There’s a pause, then a he
avy, “Oh.”
And now there’s also this gigantic guilt giraffe standing in the kitchen, leaning all up in my space.
“Not that it matters, because I don’t know anyone’s fucking number,” I mutter as I realize my other problem.
“You want a lift?” he asks. “Tucker wants to see the parade.”
I open my mouth to tell him that’s not necessary, except…it kinda is.
I can either take his help, or I can scare my friend.
Monica was right on my parents’ heels getting to the hospital. She’s gone out of her way to have girls’ nights—without Patrick’s new girlfriend—because just because I’m marrying the idiot’s brother doesn’t mean I’m giving up my best friend. And she begged to ride out here to Shipwreck with me because you are not driving that far alone right now, period.
She doesn’t sugarcoat it.
And I couldn’t be more grateful.
And Grady is adorable and kind and well-loved in Shipwreck, and the perfect foil to Patrick and his wonderful new girlfriend, but he’s not the kind to panic over me, because he’s just a nice guy from town doing me a favor by pretending to be my boyfriend this week.

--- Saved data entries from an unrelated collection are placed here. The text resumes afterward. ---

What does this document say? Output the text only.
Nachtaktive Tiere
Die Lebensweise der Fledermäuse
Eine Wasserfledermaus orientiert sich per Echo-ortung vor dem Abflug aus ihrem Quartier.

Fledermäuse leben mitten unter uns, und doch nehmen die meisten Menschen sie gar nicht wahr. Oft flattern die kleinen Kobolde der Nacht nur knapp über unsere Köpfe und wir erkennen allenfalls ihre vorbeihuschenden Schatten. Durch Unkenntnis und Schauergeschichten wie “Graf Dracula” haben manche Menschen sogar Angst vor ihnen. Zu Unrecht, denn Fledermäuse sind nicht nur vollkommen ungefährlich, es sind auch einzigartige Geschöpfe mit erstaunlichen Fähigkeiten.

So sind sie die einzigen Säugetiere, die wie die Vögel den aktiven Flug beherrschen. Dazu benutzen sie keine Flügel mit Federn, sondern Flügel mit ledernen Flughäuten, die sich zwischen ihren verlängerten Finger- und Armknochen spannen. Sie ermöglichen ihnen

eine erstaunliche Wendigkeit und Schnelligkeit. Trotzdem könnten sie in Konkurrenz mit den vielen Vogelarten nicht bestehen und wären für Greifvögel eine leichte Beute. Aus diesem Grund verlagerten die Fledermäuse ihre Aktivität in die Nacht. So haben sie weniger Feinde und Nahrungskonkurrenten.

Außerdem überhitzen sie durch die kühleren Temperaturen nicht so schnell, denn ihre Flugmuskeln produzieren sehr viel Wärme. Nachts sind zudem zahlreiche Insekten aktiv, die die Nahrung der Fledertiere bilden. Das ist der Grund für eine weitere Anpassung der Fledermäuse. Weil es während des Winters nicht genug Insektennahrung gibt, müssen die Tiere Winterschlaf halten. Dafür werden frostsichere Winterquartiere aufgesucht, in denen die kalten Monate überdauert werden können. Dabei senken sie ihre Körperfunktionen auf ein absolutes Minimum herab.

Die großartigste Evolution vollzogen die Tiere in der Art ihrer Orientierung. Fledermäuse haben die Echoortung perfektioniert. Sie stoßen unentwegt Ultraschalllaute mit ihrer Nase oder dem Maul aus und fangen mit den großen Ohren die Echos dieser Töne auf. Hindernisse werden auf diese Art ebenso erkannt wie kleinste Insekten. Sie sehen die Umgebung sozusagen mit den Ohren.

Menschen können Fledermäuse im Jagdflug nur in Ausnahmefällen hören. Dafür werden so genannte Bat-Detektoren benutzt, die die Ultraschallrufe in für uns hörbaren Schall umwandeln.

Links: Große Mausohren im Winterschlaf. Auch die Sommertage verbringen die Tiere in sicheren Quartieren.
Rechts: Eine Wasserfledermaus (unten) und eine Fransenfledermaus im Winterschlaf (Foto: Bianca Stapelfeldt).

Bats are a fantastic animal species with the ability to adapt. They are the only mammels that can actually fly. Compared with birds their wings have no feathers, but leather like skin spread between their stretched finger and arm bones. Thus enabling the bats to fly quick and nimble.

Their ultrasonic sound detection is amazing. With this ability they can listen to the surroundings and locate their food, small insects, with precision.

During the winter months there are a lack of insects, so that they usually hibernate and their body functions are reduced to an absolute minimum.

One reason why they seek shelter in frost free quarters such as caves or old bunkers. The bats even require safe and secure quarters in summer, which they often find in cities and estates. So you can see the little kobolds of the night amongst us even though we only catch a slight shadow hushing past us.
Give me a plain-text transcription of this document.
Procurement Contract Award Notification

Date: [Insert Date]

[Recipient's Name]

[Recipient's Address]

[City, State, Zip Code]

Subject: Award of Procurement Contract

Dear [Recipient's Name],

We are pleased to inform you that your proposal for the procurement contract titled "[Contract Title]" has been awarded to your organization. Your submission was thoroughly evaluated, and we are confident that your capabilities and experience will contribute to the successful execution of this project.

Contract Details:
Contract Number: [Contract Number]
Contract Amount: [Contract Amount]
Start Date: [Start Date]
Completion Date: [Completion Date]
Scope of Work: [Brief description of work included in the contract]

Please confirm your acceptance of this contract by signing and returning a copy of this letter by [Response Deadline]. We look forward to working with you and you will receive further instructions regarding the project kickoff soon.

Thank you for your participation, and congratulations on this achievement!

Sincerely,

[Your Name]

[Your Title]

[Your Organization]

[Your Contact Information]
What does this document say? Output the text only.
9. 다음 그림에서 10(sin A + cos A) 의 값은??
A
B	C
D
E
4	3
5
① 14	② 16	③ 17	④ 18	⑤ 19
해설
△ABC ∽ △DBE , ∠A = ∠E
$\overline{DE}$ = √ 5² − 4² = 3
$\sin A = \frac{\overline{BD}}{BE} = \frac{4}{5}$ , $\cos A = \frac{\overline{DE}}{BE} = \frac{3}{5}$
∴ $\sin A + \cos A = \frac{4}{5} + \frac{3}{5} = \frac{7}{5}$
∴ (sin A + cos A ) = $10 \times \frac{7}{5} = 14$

He’s not actually interested.
Wyatt’s watching me like he always has. Alert. Focused. Aware.
He probably watches everyone like that. I wonder how many other women have had their hearts broken just because of those eyes.
“If it’s not too much trouble,” I say.
“We’re already heading that way.”
“Right. Sure. Thanks.”
“When do you need to leave?”
“We have reservations at six.”
One corner of his mouth hitches. “Crusty Nut?”

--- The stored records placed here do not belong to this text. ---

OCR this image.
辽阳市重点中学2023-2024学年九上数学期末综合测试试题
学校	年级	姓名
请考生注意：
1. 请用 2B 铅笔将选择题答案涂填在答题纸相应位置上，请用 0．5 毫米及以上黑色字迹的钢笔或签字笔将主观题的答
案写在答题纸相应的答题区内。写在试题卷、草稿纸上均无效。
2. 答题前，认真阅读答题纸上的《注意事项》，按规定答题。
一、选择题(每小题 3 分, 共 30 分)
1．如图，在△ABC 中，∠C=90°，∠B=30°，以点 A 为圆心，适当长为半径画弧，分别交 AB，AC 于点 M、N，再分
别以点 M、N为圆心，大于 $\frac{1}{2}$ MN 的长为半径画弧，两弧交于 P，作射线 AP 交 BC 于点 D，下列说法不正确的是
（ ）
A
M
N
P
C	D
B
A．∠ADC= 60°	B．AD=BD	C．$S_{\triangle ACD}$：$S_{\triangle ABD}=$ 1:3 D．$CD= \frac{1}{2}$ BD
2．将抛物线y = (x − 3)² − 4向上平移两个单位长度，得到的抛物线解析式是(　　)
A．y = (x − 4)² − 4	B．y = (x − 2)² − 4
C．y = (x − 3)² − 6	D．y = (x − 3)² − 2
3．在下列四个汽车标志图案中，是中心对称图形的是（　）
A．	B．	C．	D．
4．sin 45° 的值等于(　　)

I fucking love Shipwreck. And I love that Monica loves it enough to get married here. “Not like The Grog takes reservations or has good seating for the parade.”
“We’ll be ready at five-thirty.”
“Thank you.”
It’s just a ride. And I’m doing it for Monica.
And I refuse to feel uncomfortable just because he’s seen me naked, played wild bucking stallion to my free-range cowgirl, and then decided to return me for a refund.
If he wants to remember that night, that’s his problem.
I am officially moving on.
And I am officially not going to let him see that I care anymore.